The apostles did not ask to be witnesses. They did not expect to be such witnesses and to such an event. But they were, and ultimately they gave their own lives proclaiming what they had seen, and what it all meant.
 
The apostles were witnesses also that because Jesus died and was risen – they lived with a unique historical perspective. History for them included the fact that a human being died and was risen. Something extraordinary had happened in their lifetime that had never happened before and will not again.

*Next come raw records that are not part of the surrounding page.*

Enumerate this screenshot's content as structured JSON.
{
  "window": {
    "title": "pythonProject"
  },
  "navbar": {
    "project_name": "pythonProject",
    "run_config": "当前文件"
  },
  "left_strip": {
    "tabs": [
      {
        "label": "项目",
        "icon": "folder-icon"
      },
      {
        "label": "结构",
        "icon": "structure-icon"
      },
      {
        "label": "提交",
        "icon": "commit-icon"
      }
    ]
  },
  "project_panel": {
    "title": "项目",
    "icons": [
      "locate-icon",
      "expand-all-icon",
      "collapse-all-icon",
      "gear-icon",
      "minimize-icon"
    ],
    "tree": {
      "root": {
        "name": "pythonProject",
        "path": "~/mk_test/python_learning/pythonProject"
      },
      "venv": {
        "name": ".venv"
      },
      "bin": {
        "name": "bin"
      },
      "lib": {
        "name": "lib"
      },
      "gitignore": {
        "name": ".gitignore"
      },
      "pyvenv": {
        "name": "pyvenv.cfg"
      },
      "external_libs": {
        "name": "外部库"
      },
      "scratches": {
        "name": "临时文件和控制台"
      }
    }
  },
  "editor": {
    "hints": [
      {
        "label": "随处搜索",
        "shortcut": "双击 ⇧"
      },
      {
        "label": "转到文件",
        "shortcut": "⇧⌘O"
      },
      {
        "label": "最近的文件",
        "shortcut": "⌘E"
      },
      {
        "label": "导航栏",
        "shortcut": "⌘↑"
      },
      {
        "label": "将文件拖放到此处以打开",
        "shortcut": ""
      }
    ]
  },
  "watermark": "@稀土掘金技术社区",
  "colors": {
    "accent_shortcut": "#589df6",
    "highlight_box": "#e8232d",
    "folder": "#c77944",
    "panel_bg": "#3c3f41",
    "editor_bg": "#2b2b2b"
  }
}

History had an open end, it could not completely be predicted within only its own terms. And all who became believers in Jesus Christ lived with this perspective. But not only believers but everyone who would come to the light of day.
 
Another world had broken into this world. A world to which Jesus ascended and from which He had come and would come again.
 
And a world that seeks to transform this world – the world of men and women by the power of the same Spirit who raised Jesus from the dead.
 
Christians are invited to live in the strength of that same resurrecting Spirit.
 
So today – in a few moments- I invite you who are to be confirmed precisely into that deeper relationship with God through the Holy Spirit.
 
It is not just to a community of people you come – to follow or complete rules of membership – but into a connection with the Kingdom of God through an infilling of the Holy Spirit. It is into a deeper embracing of history as we understand and experience it.
 
“Strengthen your servant with your Holy Spirit. Empower for service and sustain all the days of their life.”
 
The apostles gave the rest of their lives declaring all of this. And that we sit here today means one of two things – we have heard them loud and clear and we no share their witness and experience – somehow, some here, sometime the same risen Christ has appeared to us or God has allowed Him to appear in some form before us, to become more than a word to us, and invited us to live within His Holy Spirit.
 
Or, we are this day in a new way or for the first time hearing and seeing such a witness and such an invitation offered to us personally. That for me, I hear Christ has come, loved, died and is risen. For my sins or burden of imperfection He offered Himself, and for my eternal purpose and prospects He offers new life through faith in Him.
 
St Paul sums it all up this way in his words to the Colossians, “If you are raised with Christ – set your minds on things above.” In other words – live out of a perspective that this world is not all there is – and find the freedom such a reality provides.
 
Take risks to embrace the impossible. Be ready to question the priorities and values of a closed system that believes that this world is all there is, rather than let a broader perspective cause you to become disengaged with this world. Become more keenly engaged because it is what the love of God compels you to do, and your larger perspective provides greater freedom to do so.
 
And what is more, loving, caring, healing, feeding, sheltering, sharing reconciling, saving – is everything Jesus called us to do both in his actions and his words. And as the Son of God, what He asks we must do!
 
In the end Christianity is not about religious and institutional Church. As much as our rituals and formal gatherings help keep us oriented to the essentials of our history and faith – it is good. When it becomes an end in itself it has lost its purpose.
 
For Paul goes on to say to the Colossians, "for Christ is my life.” Not an example of a good life – “MY LIFE.” He is all wrapped up in Him; hidden in Him.
 
This is God’s ultimate goal for us all. Set your mind on things above in this sense – be fed, led governed by His Spirit and aspirations that Christ is our life! Our very reason for being, our very source of joy and delight, our very resource of limitless possibility. This world has problems but it is carried in a broader frame of reference, and from that frame of reference we can bring to it the relief of God’s own resurrection power.
 
Christ is Risen. Alleluia! A message for my rejoicing! A reality for this world’s salvation!! In every sense of the word.